Aktualisiert: vor 1 Tag

Jürgen K. Hultenreich

ÜBER ARAM RADOMSKIS PORTRÄTFOTOGRAFIEN


Aram Radomski ( Vordergrund )




 



Die Frühform der Fotografie ist der Spiegel. Er zeigt ein sich bewegendes, seitenverkehrtes Bild von uns. Obwohl er also lügt, sind wir erkennbar. Das Besondere an der Fotografie ist, dass man sich darauf oft kaum wieder erkennt. Was daran liegt, dass wir die Einzigen sind, die sich ohne Spiegel nie zu sehen vermögen. Jedes andere Gesicht kennen wir besser, unseres kennen wir nicht. Deshalb das Staunen über Fotos, die das Bild von uns präzisieren. Wir wissen normalerweise weder, wie unsereins von hinten aussieht, noch haben wir beispielsweise eine Vorstellung davon, wie Extremsituationen das Gesicht entstellen. 




 


Ist Fotografieren eine Kunst? Nein, denn ansonsten wären alle Fotografierenden – ob mit Apparat, Handy oder sonst was – Künstler. Der Künstler unterscheidet sich im besten Falle vom Laien dadurch, dass er sein Objekt mit einer Idee verbindet, also nicht wild drauflos schießt. Dass auch einem wildgewordenen Fotojäger gelegentlich ein guter Schappschuß gelingt, ist weniger seinem Können zu danken, als dem Umstand, dass ihm zufällig und ohne sein Zutun ein ansehnliches Objekt vor die Flinte lief. Wir alle kennen solche Fotos. Was man sieht, sind angebliche Naturschönheiten, Sonnenaufgänge, Oma beim Abknabbern eines Knochens, Opa still in der Kiste, eine noch lächelnde Braut, ein schöner Verkehrsunfall, belanglose Selbstporträts und immer wieder das ertrinkende Venedig oder von Bolognese überflutete Teller und Nudelgebirge in Italien. Dabei wären doch echte Säufervisagen viel interessanter.
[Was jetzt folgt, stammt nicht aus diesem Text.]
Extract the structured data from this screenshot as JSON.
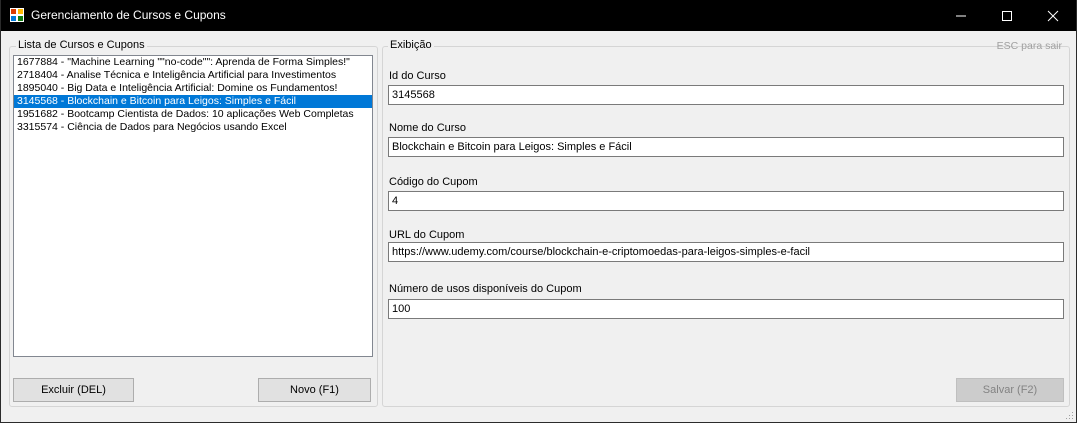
{
  "window": {
    "title": "Gerenciamento de Cursos e Cupons"
  },
  "list_group": {
    "legend": "Lista de Cursos e Cupons",
    "items": [
      "1677884 - \"Machine Learning \"\"no-code\"\": Aprenda de Forma Simples!\"",
      "2718404 - Analise Técnica e Inteligência Artificial para Investimentos",
      "1895040 - Big Data e Inteligência Artificial: Domine os Fundamentos!",
      "3145568 - Blockchain e Bitcoin para Leigos: Simples e Fácil",
      "1951682 - Bootcamp Cientista de Dados: 10 aplicações Web Completas",
      "3315574 - Ciência de Dados para Negócios usando Excel"
    ],
    "selected_index": 3,
    "delete_label": "Excluir (DEL)",
    "new_label": "Novo (F1)"
  },
  "display_group": {
    "legend": "Exibição",
    "esc_hint": "ESC para sair",
    "course_id_label": "Id do Curso",
    "course_id_value": "3145568",
    "course_name_label": "Nome do Curso",
    "course_name_value": "Blockchain e Bitcoin para Leigos: Simples e Fácil",
    "coupon_code_label": "Código do Cupom",
    "coupon_code_value": "4",
    "coupon_url_label": "URL do Cupom",
    "coupon_url_value": "https://www.udemy.com/course/blockchain-e-criptomoedas-para-leigos-simples-e-facil",
    "uses_label": "Número de usos disponíveis do Cupom",
    "uses_value": "100",
    "save_label": "Salvar (F2)"
  },
  "colors": {
    "titlebar": "#000000",
    "selection": "#0078d7",
    "window_bg": "#f0f0f0"
  },
  "icons": [
    "app-icon",
    "minimize-icon",
    "maximize-icon",
    "close-icon",
    "resize-grip-icon"
  ]
}
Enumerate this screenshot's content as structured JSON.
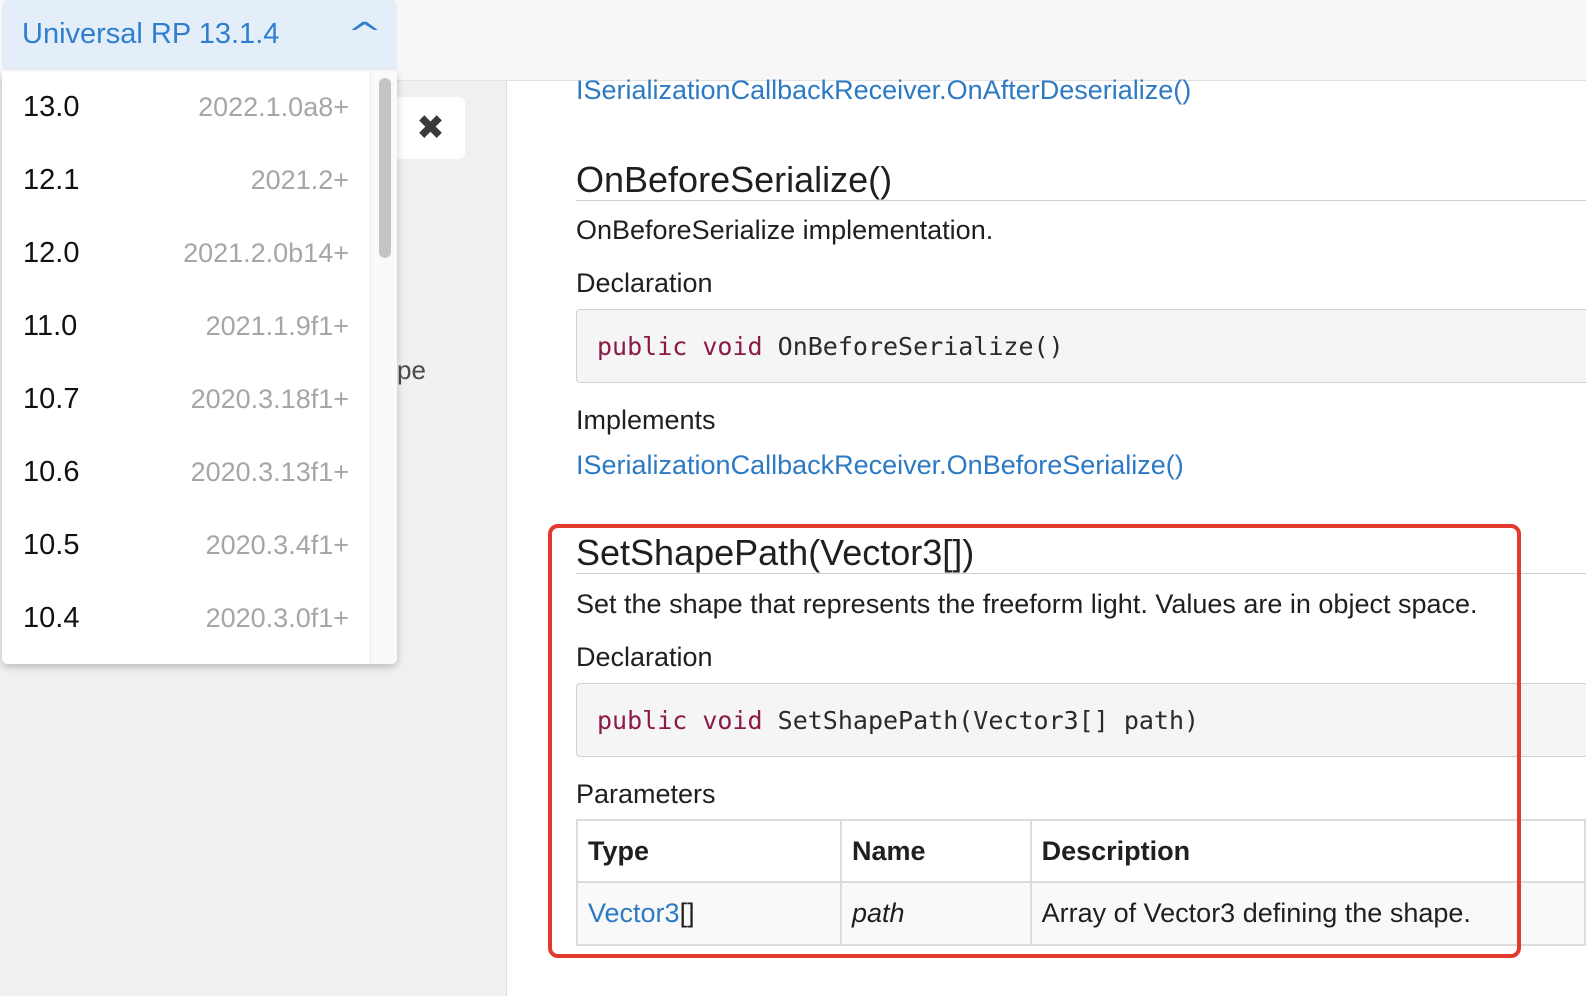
{
  "version_selector": {
    "label": "Universal RP 13.1.4",
    "options": [
      {
        "version": "13.0",
        "unity": "2022.1.0a8+"
      },
      {
        "version": "12.1",
        "unity": "2021.2+"
      },
      {
        "version": "12.0",
        "unity": "2021.2.0b14+"
      },
      {
        "version": "11.0",
        "unity": "2021.1.9f1+"
      },
      {
        "version": "10.7",
        "unity": "2020.3.18f1+"
      },
      {
        "version": "10.6",
        "unity": "2020.3.13f1+"
      },
      {
        "version": "10.5",
        "unity": "2020.3.4f1+"
      },
      {
        "version": "10.4",
        "unity": "2020.3.0f1+"
      }
    ]
  },
  "sidebar": {
    "close_glyph": "✖",
    "partial_text": "pe"
  },
  "content": {
    "prev_link": "ISerializationCallbackReceiver.OnAfterDeserialize()",
    "on_before": {
      "title": "OnBeforeSerialize()",
      "summary": "OnBeforeSerialize implementation.",
      "declaration_label": "Declaration",
      "code_keywords": "public void",
      "code_rest": "OnBeforeSerialize()",
      "implements_label": "Implements",
      "implements_link": "ISerializationCallbackReceiver.OnBeforeSerialize()"
    },
    "set_shape": {
      "title": "SetShapePath(Vector3[])",
      "summary": "Set the shape that represents the freeform light. Values are in object space.",
      "declaration_label": "Declaration",
      "code_keywords": "public void",
      "code_rest": "SetShapePath(Vector3[] path)",
      "parameters_label": "Parameters",
      "table": {
        "headers": [
          "Type",
          "Name",
          "Description"
        ],
        "rows": [
          {
            "type_link": "Vector3",
            "type_suffix": "[]",
            "name": "path",
            "description": "Array of Vector3 defining the shape."
          }
        ]
      }
    }
  },
  "colors": {
    "link": "#2d7ac4",
    "keyword": "#8b1a4a",
    "highlight": "#e33a2f"
  }
}
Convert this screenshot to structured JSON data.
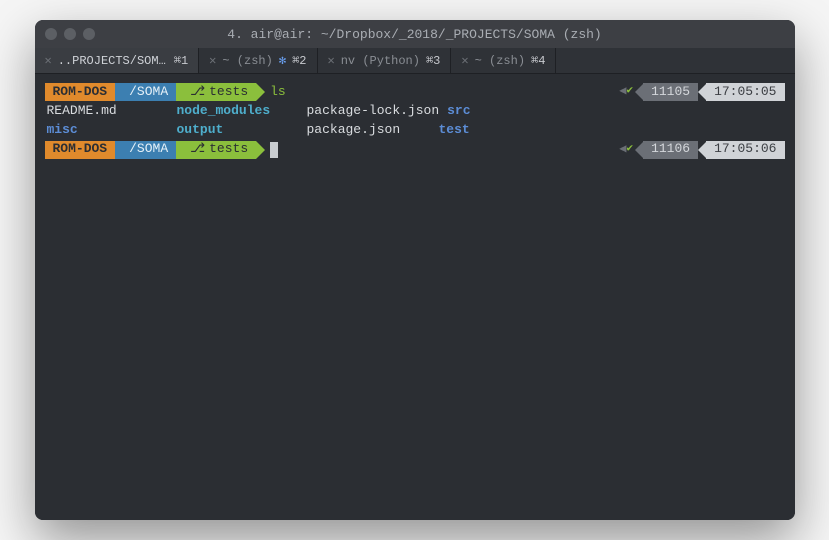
{
  "window": {
    "title": "4. air@air: ~/Dropbox/_2018/_PROJECTS/SOMA (zsh)"
  },
  "tabs": [
    {
      "label": "..PROJECTS/SOMA (…",
      "shortcut": "⌘1",
      "active": true
    },
    {
      "label": "~ (zsh)",
      "shortcut": "⌘2",
      "spinner": true
    },
    {
      "label": "nv (Python)",
      "shortcut": "⌘3"
    },
    {
      "label": "~ (zsh)",
      "shortcut": "⌘4"
    }
  ],
  "prompt": {
    "user": "ROM-DOS",
    "path": "/SOMA",
    "branch_icon": "⎇",
    "branch": "tests"
  },
  "lines": [
    {
      "command": "ls",
      "right": {
        "num": "11105",
        "time": "17:05:05"
      }
    },
    {
      "cursor": true,
      "right": {
        "num": "11106",
        "time": "17:05:06"
      }
    }
  ],
  "ls": {
    "row1": {
      "c1": "README.md",
      "c2": "node_modules",
      "c3a": "package-lock.json",
      "c3b": "src"
    },
    "row2": {
      "c1": "misc",
      "c2": "output",
      "c3a": "package.json",
      "c3b": "test"
    }
  },
  "glyphs": {
    "close": "✕",
    "check": "✔",
    "chevron_left": "◀"
  }
}
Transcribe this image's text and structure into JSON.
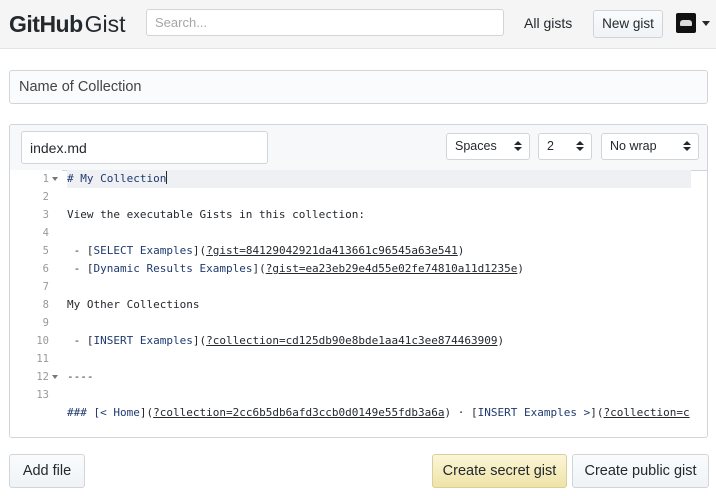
{
  "header": {
    "logo_github": "GitHub",
    "logo_gist": "Gist",
    "search_placeholder": "Search...",
    "all_gists": "All gists",
    "new_gist": "New gist"
  },
  "collection": {
    "name_placeholder": "Name of Collection"
  },
  "file": {
    "filename": "index.md",
    "indent_mode": "Spaces",
    "indent_size": "2",
    "wrap_mode": "No wrap"
  },
  "editor": {
    "line_numbers": [
      "1",
      "2",
      "3",
      "4",
      "5",
      "6",
      "7",
      "8",
      "9",
      "10",
      "11",
      "12",
      "13"
    ],
    "lines": {
      "l1": "# My Collection",
      "l3": "View the executable Gists in this collection:",
      "l5_prefix": " - [",
      "l5_text": "SELECT Examples",
      "l5_mid": "](",
      "l5_url": "?gist=84129042921da413661c96545a63e541",
      "l5_end": ")",
      "l6_prefix": " - [",
      "l6_text": "Dynamic Results Examples",
      "l6_mid": "](",
      "l6_url": "?gist=ea23eb29e4d55e02fe74810a11d1235e",
      "l6_end": ")",
      "l8": "My Other Collections",
      "l10_prefix": " - [",
      "l10_text": "INSERT Examples",
      "l10_mid": "](",
      "l10_url": "?collection=cd125db90e8bde1aa41c3ee874463909",
      "l10_end": ")",
      "l12": "----",
      "l14_hash": "### [",
      "l14_text1": "< Home",
      "l14_mid1": "](",
      "l14_url1": "?collection=2cc6b5db6afd3ccb0d0149e55fdb3a6a",
      "l14_sep": ") · [",
      "l14_text2": "INSERT Examples >",
      "l14_mid2": "](",
      "l14_url2": "?collection=c"
    }
  },
  "actions": {
    "add_file": "Add file",
    "create_secret": "Create secret gist",
    "create_public": "Create public gist"
  },
  "colors": {
    "header_bg": "#f5f5f5",
    "secret_button_bg": "#efe3a6",
    "link_text": "#1f3a6e"
  },
  "icons": {
    "fold_markers": "triangle-down",
    "select_arrows": "up-down-arrows",
    "user_menu": "caret-down"
  }
}
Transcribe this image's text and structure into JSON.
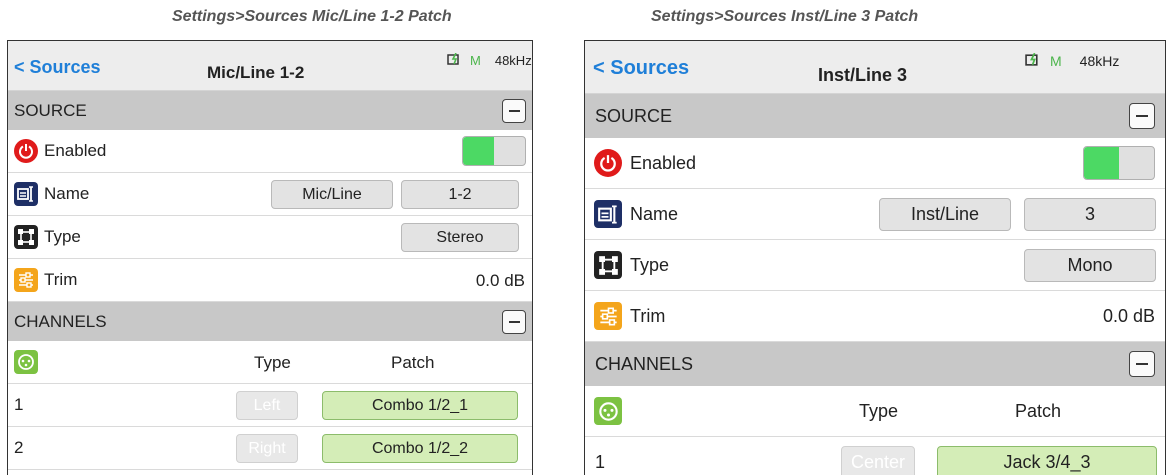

Alle diese Fotos, egal von wem, gleichen sich und sind des Aufhebens nicht wert. Gottseidank sind die Zeiten vorbei, wo einem in trauter Runde wohlgefüllte Alben zum Nachtisch präsentiert wurden und man das nur überstand, weil Schnaps gereicht wurde. Heutiges Pendant dazu ist das Scrollen der Bilder auf dem Handy. Das geht schneller, ist aber noch fürchterlicher. Kein Schwein interessiert sich in Wahrheit dafür. Es bleibt lediglich eine Art von Kommunikation für die, denen die Worte für ihren selbst auferlegten Schwachsinn fehlen.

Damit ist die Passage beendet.